De acordo com as novas regras do diploma em causa os prazos de pagamento nas transacções comerciais entre empresas e uma entidade pública passam a ser os mesmos aplicados entre empresas:

a) 30 dias a contar da data em que o devedor tiver recebido a factura;
b) 30 dias após a data de recepção efectiva dos bens ou da prestação dos serviços quando a data de recepção da factura seja incerta;
c) 30 dias após a data de recepção efectiva dos bens ou da prestação dos serviços, quando o devedor receba a factura antes do fornecimento dos bens ou da prestação dos serviços;
d) 30 dias após a data de aceitação ou verificação, quando esteja previsto, na lei ou no contrato, um processo mediante o qual deva ser determinada a conformidade dos bens ou serviços e o devedor receba a factura em data anterior ou na data de aceitação ou verificação.

Contudo, os prazos supra enunciados podem ser alargados até 60 dias para as entidades públicas que prestem cuidados de saúde e estejam devidamente reconhecidas como tal.

De igual modo, aqueles prazos podem ser excedidos quando tal for previsto expressamente no contrato e desde que seja objectivamente justificado pela natureza particular ou pelas características do contrato, não podendo exceder, em caso algum, 60 dias.

Por outro lado, foi aumentado o número das cláusulas consideradas abusivas, em prejuízo do credor. Assim, são proibidas, sob pena de nulidade, as cláusulas comerciais que:

a) Excluam o pagamento de juros de mora ou a indemnização por custos com a cobrança da dívida;
b) Sem motivo atendível, em face das circunstâncias concretas, estabeleçam prazos excessivos para o pagamento ou excluam ou limitem, de modo directo ou indirecto, a responsabilidade pela mora;
c) Digam respeito à data de vencimento, ao prazo de pagamento, à taxa de juro de mora ou à indemnização pelos custos de cobrança, e sejam manifestamente abusivas em prejuízo do credor.
Também se prevê que os credores possam ser ressarcidos pelos custos suportados com a cobrança de pagamentos em atraso, incluindo os custos administrativos e internos associados com essa cobrança, através de um valor fixo de € 40,00, sem prejuízo de o credor poder exigir indemnização superior por danos adicionais resultantes do atraso de pagamento do devedor ou pelos custos incorridos pelo credor com o recurso a serviços de advogado, solicitador ou agente de execução.
Este diploma altera o valor mínimo para a taxa de juros legais de mora comerciais - a taxa não poderá ser inferior ao valor da taxa de juro aplicada pelo Banco Central Europeu à sua mais recente operação principal de refinanciamento, acrescida de 8 ou de 7 pontos percentuais, consoante seja ou não aplicável o Decreto-Lei n.º 62/2013, de 10 de Maio.

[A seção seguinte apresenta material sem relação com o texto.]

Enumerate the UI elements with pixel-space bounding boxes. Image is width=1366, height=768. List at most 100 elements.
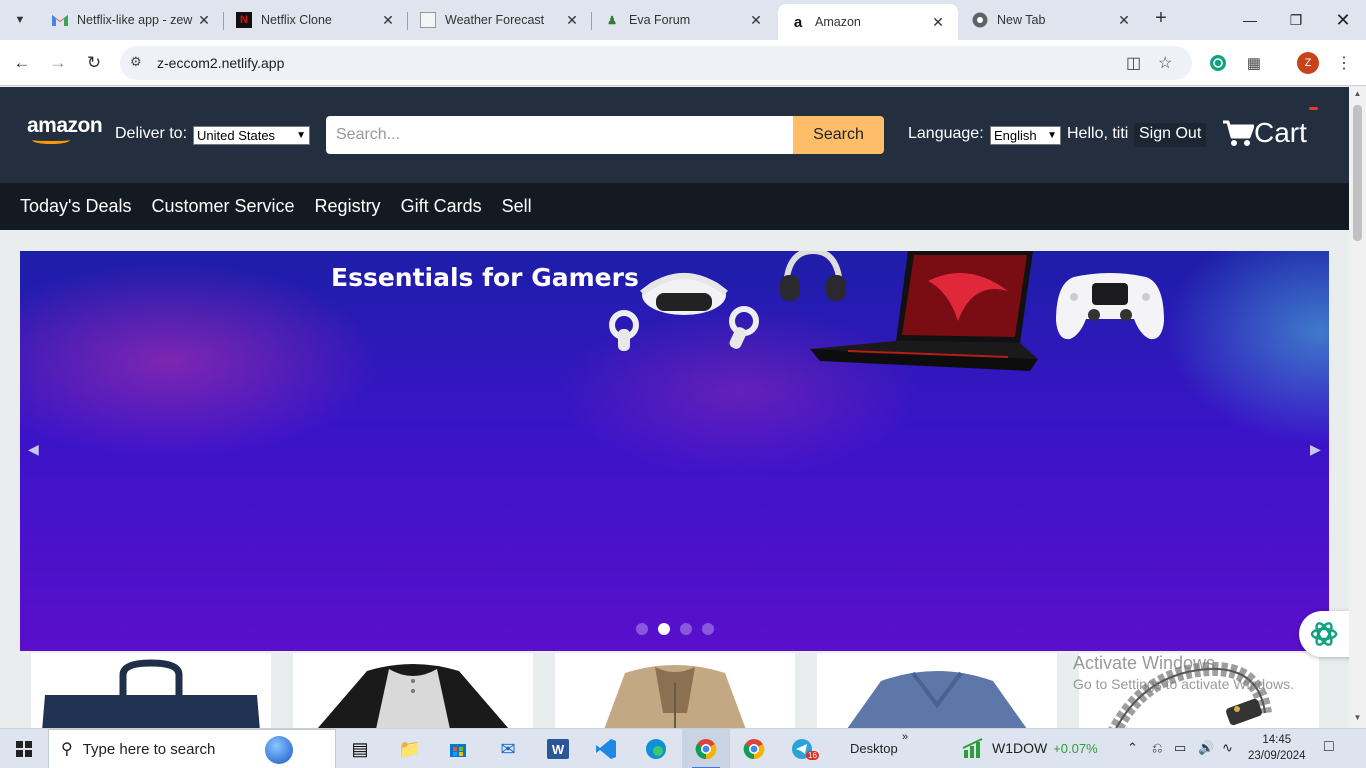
taskbar-search-placeholder: Type here to search: [82, 740, 216, 758]
forward-button[interactable]: →: [46, 51, 70, 75]
tab-new-tab[interactable]: New Tab ✕: [960, 0, 1144, 40]
tab-title: Weather Forecast: [445, 13, 545, 27]
stock-ticker-widget[interactable]: W1DOW +0.07%: [962, 738, 1098, 758]
search-input[interactable]: Search...: [326, 116, 793, 154]
chatgpt-floating-button[interactable]: [1299, 611, 1349, 657]
amazon-smile-icon: [32, 136, 70, 144]
product-card-vneck-tshirt[interactable]: [817, 653, 1057, 728]
tab-eva-forum[interactable]: ♟ Eva Forum ✕: [592, 0, 776, 40]
chrome-profile-taskbar-icon[interactable]: [730, 729, 778, 768]
search-bar: Search... Search: [326, 116, 884, 154]
deliver-to-label: Deliver to:: [115, 125, 188, 142]
cart-button[interactable]: Cart: [1222, 117, 1307, 149]
meet-now-icon[interactable]: ⎌: [1152, 740, 1162, 756]
toolbar-expand-icon[interactable]: »: [902, 731, 908, 743]
amazon-header: amazon Deliver to: United States ▼ Searc…: [0, 87, 1349, 183]
country-select[interactable]: United States ▼: [193, 126, 310, 145]
tab-title: Netflix-like app - zew: [77, 13, 193, 27]
url-text[interactable]: z-eccom2.netlify.app: [157, 55, 284, 71]
volume-icon[interactable]: 🔊: [1198, 740, 1214, 756]
close-tab-icon[interactable]: ✕: [196, 12, 212, 29]
product-card-jacket[interactable]: [555, 653, 795, 728]
notifications-icon[interactable]: □: [1324, 738, 1334, 756]
nav-registry[interactable]: Registry: [305, 196, 391, 217]
amazon-logo[interactable]: amazon: [27, 114, 103, 138]
edge-icon[interactable]: [632, 729, 680, 768]
close-window-button[interactable]: ✕: [1320, 0, 1366, 40]
chrome-menu-icon[interactable]: ⋮: [1333, 52, 1355, 74]
taskbar-search-input[interactable]: ⚲ Type here to search: [48, 729, 336, 768]
page-viewport: amazon Deliver to: United States ▼ Searc…: [0, 87, 1349, 728]
stock-chart-icon: [962, 738, 983, 758]
back-button[interactable]: ←: [10, 51, 34, 75]
tab-netflix[interactable]: N Netflix Clone ✕: [224, 0, 408, 40]
cart-icon: [1223, 120, 1254, 146]
minimize-button[interactable]: —: [1227, 0, 1273, 40]
scrollbar-thumb[interactable]: [1353, 105, 1362, 241]
install-app-icon[interactable]: ◫: [1126, 53, 1141, 73]
close-tab-icon[interactable]: ✕: [930, 14, 946, 31]
restore-button[interactable]: ❐: [1273, 0, 1319, 40]
tab-weather[interactable]: Weather Forecast ✕: [408, 0, 592, 40]
tab-strip: ▼ Netflix-like app - zew ✕ N Netflix Clo…: [0, 0, 1366, 40]
nav-gift-cards[interactable]: Gift Cards: [391, 196, 492, 217]
tab-gmail[interactable]: Netflix-like app - zew ✕: [40, 0, 224, 40]
close-tab-icon[interactable]: ✕: [1116, 12, 1132, 29]
nav-todays-deals[interactable]: Today's Deals: [10, 196, 142, 217]
chrome-taskbar-icon[interactable]: [682, 729, 730, 768]
nav-sell[interactable]: Sell: [492, 196, 542, 217]
product-card-raglan-shirt[interactable]: [293, 653, 533, 728]
mail-icon[interactable]: ✉: [484, 729, 532, 768]
cart-label: Cart: [1254, 117, 1307, 148]
carousel-dot-active[interactable]: [658, 623, 670, 635]
language-select-value: English: [994, 128, 1037, 143]
carousel-prev-icon[interactable]: ◀: [28, 441, 39, 458]
telegram-icon[interactable]: 16: [778, 729, 826, 768]
new-tab-button[interactable]: +: [1150, 8, 1172, 30]
close-tab-icon[interactable]: ✕: [748, 12, 764, 29]
hero-carousel: Essentials for Gamers ◀ ▶: [20, 251, 1329, 651]
reload-button[interactable]: ↻: [82, 51, 106, 75]
windows-taskbar: ⚲ Type here to search ▤ 📁 ✉ W 16 Desktop…: [0, 728, 1366, 768]
tab-amazon[interactable]: a Amazon ✕: [778, 4, 958, 40]
page-scrollbar[interactable]: ▲ ▼: [1349, 87, 1366, 728]
nav-customer-service[interactable]: Customer Service: [142, 196, 305, 217]
carousel-dot[interactable]: [636, 623, 648, 635]
vscode-icon[interactable]: [582, 729, 630, 768]
tab-search-dropdown[interactable]: ▼: [8, 8, 32, 32]
scroll-up-icon[interactable]: ▲: [1349, 89, 1366, 103]
bookmark-star-icon[interactable]: ☆: [1158, 53, 1172, 73]
file-explorer-icon[interactable]: 📁: [386, 729, 434, 768]
raglan-shirt-image: [317, 664, 509, 728]
sign-out-button[interactable]: Sign Out: [1134, 123, 1207, 147]
desktop-toolbar-label[interactable]: Desktop: [850, 741, 898, 756]
vr-headset-image: [609, 273, 759, 351]
language-select[interactable]: English ▼: [990, 126, 1061, 145]
carousel-dot[interactable]: [702, 623, 714, 635]
scroll-down-icon[interactable]: ▼: [1349, 713, 1366, 727]
close-tab-icon[interactable]: ✕: [564, 12, 580, 29]
wifi-icon[interactable]: ∿: [1222, 740, 1233, 756]
task-view-icon[interactable]: ▤: [336, 729, 384, 768]
microsoft-store-icon[interactable]: [434, 729, 482, 768]
carousel-dot[interactable]: [680, 623, 692, 635]
address-bar[interactable]: ⚙ z-eccom2.netlify.app ◫ ☆: [120, 46, 1192, 80]
search-button[interactable]: Search: [793, 116, 884, 154]
site-settings-icon[interactable]: ⚙: [130, 54, 142, 70]
start-button[interactable]: [0, 729, 48, 768]
netflix-icon: N: [236, 12, 252, 28]
battery-icon[interactable]: ▭: [1174, 740, 1186, 756]
product-card-bag[interactable]: [31, 653, 271, 728]
search-icon: ⚲: [61, 741, 73, 758]
word-icon[interactable]: W: [534, 729, 582, 768]
tab-title: Netflix Clone: [261, 13, 332, 27]
tray-expand-icon[interactable]: ⌃: [1127, 740, 1138, 756]
carousel-next-icon[interactable]: ▶: [1310, 441, 1321, 458]
close-tab-icon[interactable]: ✕: [380, 12, 396, 29]
chatgpt-extension-icon[interactable]: [1207, 52, 1229, 74]
profile-avatar[interactable]: Z: [1297, 52, 1319, 74]
system-clock[interactable]: 14:45 23/09/2024: [1248, 732, 1306, 764]
hero-title: Essentials for Gamers: [331, 263, 639, 292]
extensions-puzzle-icon[interactable]: ▦: [1243, 52, 1265, 74]
cart-count-badge: [1309, 107, 1318, 110]
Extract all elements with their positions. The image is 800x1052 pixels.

O presente diploma só é aplicável aos contratos celebrados a partir da data de entrada em vigor do mesmo, excepto quando esteja em causa:
a) A celebração ou renovação de contratos públicos decorrentes de procedimentos de formação iniciados antes da sua entrada em vigor e à execução dos contratos que revistam natureza de contrato administrativo celebrados na sequência de procedimentos de formação iniciados antes dessa data;

b) Prorrogações, expressas ou tácitas, do prazo de execução das prestações que constituem o objecto de contratos públicos cujo procedimento tenha sido iniciado previamente à data de entrada em vigor do presente diploma.

O Decreto-lei nº 62/2013 entra em vigor no primeiro dia do segundo mês seguinte ao da sua publicação, ou seja, no dia 1 de Julho de 2013.